Immigration Minister Chris Alexander says Canada is contributing $50.7 million to the United Nations refugee agency for humanitarian assistance.
Alexander says the money for the UN High Commissioner for Refugees will support efforts to improve health and living conditions, as well as protection, for refugees and internally displaced people in many regions.

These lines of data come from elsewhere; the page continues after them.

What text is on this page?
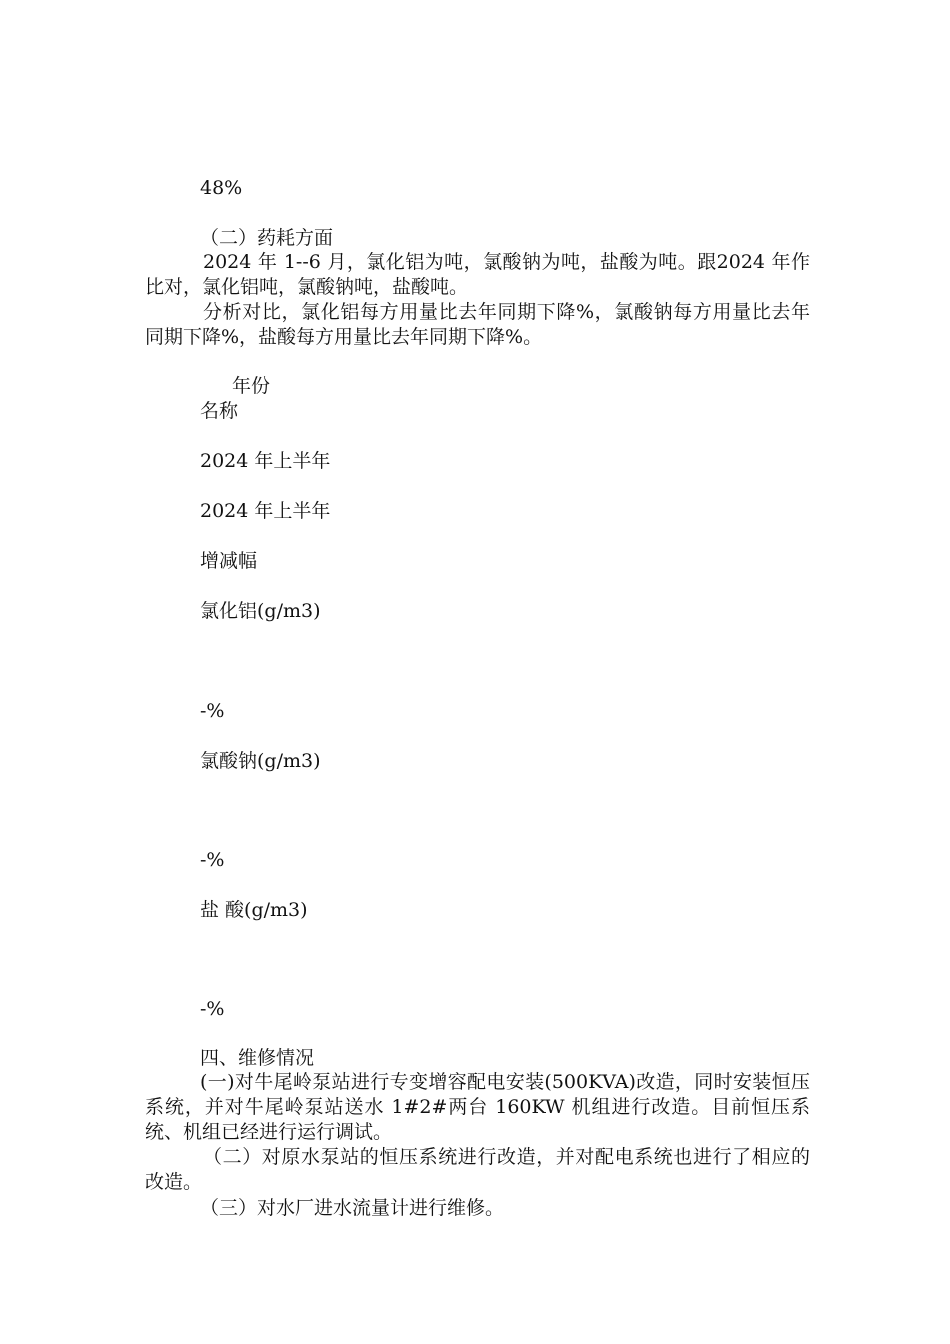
48%
（二）药耗方面
2024 年 1--6 月，氯化铝为吨，氯酸钠为吨，盐酸为吨。跟2024 年作比对，氯化铝吨，氯酸钠吨，盐酸吨。
分析对比，氯化铝每方用量比去年同期下降%，氯酸钠每方用量比去年同期下降%，盐酸每方用量比去年同期下降%。
年份
名称
2024 年上半年
2024 年上半年
增减幅
氯化铝(g/m3)
-%
氯酸钠(g/m3)
-%
盐 酸(g/m3)
-%
四、维修情况
(一)对牛尾岭泵站进行专变增容配电安装(500KVA)改造，同时安装恒压系统，并对牛尾岭泵站送水 1#2#两台 160KW 机组进行改造。目前恒压系统、机组已经进行运行调试。
（二）对原水泵站的恒压系统进行改造，并对配电系统也进行了相应的改造。
（三）对水厂进水流量计进行维修。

The announcement comes on World Refugee Day and after the UN agency said the number of refugees around the world has topped 50 million for the first time since the Second World War.
The Canadian Press
Proud to announce $50.7 million in funding to UNHCR @Refugees agency on behalf of @christianparad. #WRD2014
— Chris Alexander (@MinChrisA) June 20, 2014
More than 50 million displaced peoples
More than 32,200 refugees fled their homes every day in 2013 to seek protection elsewhere or within the borders of their own country, according to a UN report released on World Refugee Day. By the end of last year, 51.2 million people worldwide were considered forcibly displaced due to conflict and persecution, the highest number since WWII.
- 16.7 million refugees
- 33.3 million individuals displaced within their own
borders
- 1.1 million asylum applications
If these 51.2 million persons were a nation, they would make up the 26th largest in the world.
- The Americas hosted the smallest share of refugees
globally (7%)
- Canada hosted 182,497 total refugees and asylum
seekers
- Germany was world’s largest single recipient of new
asylum claims
- One in every two refugees is a child, the highest
figure in a decade
Syria catching up to Afghanistan
More than half of all refugees worldwide came from three countries:
- Afghanistan (2.56 million)
- Syria (2.47 million)
- Somalia (1.12 million)
Afghanistan has been the main refugee country of origin
for more than three decades. One out of every five refugees
in the world is from Afghanistan.
But at the current pace of the conflict and outflow from
Syria, the number of Syrian refugees could replace Afghans
during the course of 2014, the UN report said. At the end
of 2013, Syrian refugees were the second largest refugee
group in the world, a jump from 36th place just two years
earlier.
A total of 98,400 refugees were admitted by 21 resettlement countries, according to government statistics. The U.S., Australia and Canada admitted 90 per cent of resettled refugees in 2013.